Friedenstreffen der Religionen: „Der Andere ist ein Weg“

Es war eine bunte und vielstimmige Begegnung in Dhaka: das Friedenstreffen der Religionen, Höhepunkt des zweiten Reisetages von Papst Franziskus in Bangladesch.

Buddhisten und Muslime, Hindus und Christen verschiedener Konfessionen tummelten sich am Freitagnachmittag Ortszeit im Garten des erzbischöflichen Palais, Gesänge und Tänze belebten die Veranstaltung, auf der Delegationen verschiedener Religionen ihre Anliegen vortrugen und auch so manches Gebet zu hören war. Als Freundschaftstreffen definierte Franziskus die Begegnung, und er schwor seine Zuhörer darauf ein, sich gemeinsam entschieden gegen Hass, Gewalt und Vorurteile im Namen der Religion zu stemmen. 
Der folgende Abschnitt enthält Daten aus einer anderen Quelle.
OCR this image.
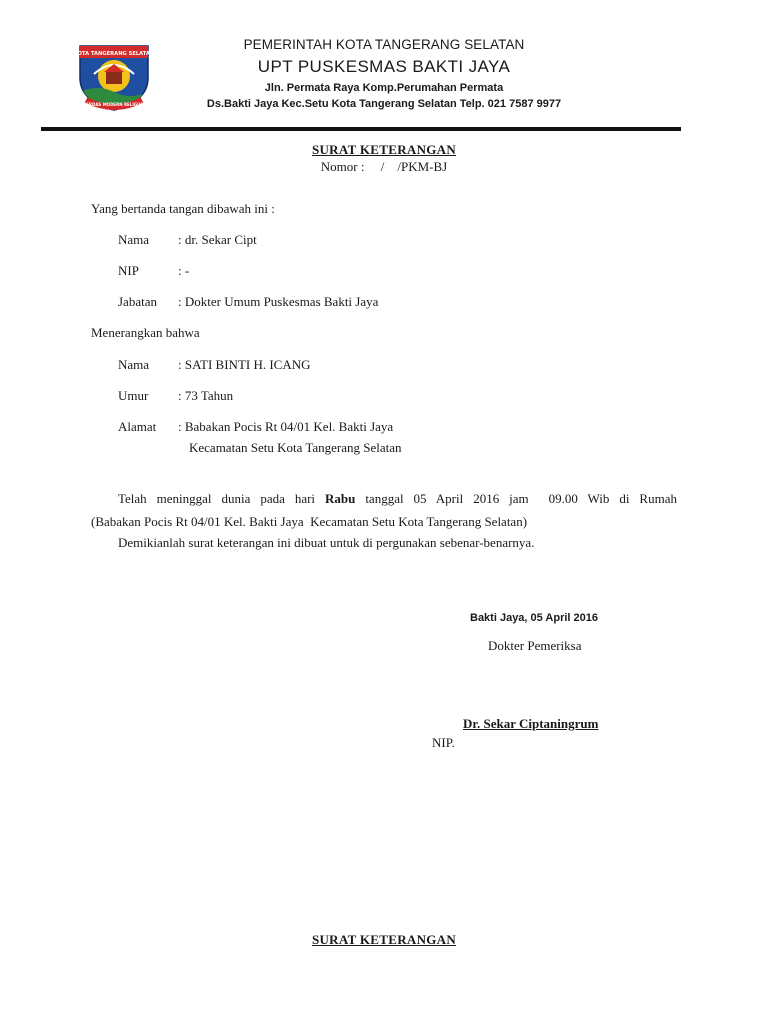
KOTA TANGERANG SELATAN
CERDAS MODERN RELIGIUS
PEMERINTAH KOTA TANGERANG SELATAN
UPT PUSKESMAS BAKTI JAYA
Jln. Permata Raya Komp.Perumahan Permata
Ds.Bakti Jaya Kec.Setu Kota Tangerang Selatan Telp. 021 7587 9977
SURAT KETERANGAN
Nomor :     /    /PKM-BJ
Yang bertanda tangan dibawah ini :
Nama : dr. Sekar Cipt
NIP	: -
Jabatan : Dokter Umum Puskesmas Bakti Jaya
Menerangkan bahwa
Nama : SATI BINTI H. ICANG
Umur : 73 Tahun
Alamat : Babakan Pocis Rt 04/01 Kel. Bakti Jaya
Kecamatan Setu Kota Tangerang Selatan
Telah meninggal dunia pada hari Rabu tanggal 05 April 2016 jam  09.00 Wib di Rumah
(Babakan Pocis Rt 04/01 Kel. Bakti Jaya  Kecamatan Setu Kota Tangerang Selatan)
Demikianlah surat keterangan ini dibuat untuk di pergunakan sebenar-benarnya.
Bakti Jaya, 05 April 2016
Dokter Pemeriksa
Dr. Sekar Ciptaningrum
NIP.
SURAT KETERANGAN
„Papst empfängt Rohingya-Flüchtlinge“

Franziskus nahm sich bei der Begegnung Zeit, um die Geschichten von drei Rohingya-Familien anzuhören, die aus einem Flüchtlingslager in die Hauptstadt gereist waren. Einer nach dem anderen der insgesamt 18 Männer und Frauen mit Kindern traten vor den Papst. Sie hatten dank der Caritas von Bangladesch aus Cox's Bazar nach Dhaka reisen können, um den Papst zu sehen. Repektvoll und aufmerksam schenkte Franziskus den Flüchtlingen sein Ohr, ein Übersetzer half bei der Verständigung. Franziskus legte die Hände eines jeden Flüchtlings in seine, hörte zu und streichelte die Kinder. 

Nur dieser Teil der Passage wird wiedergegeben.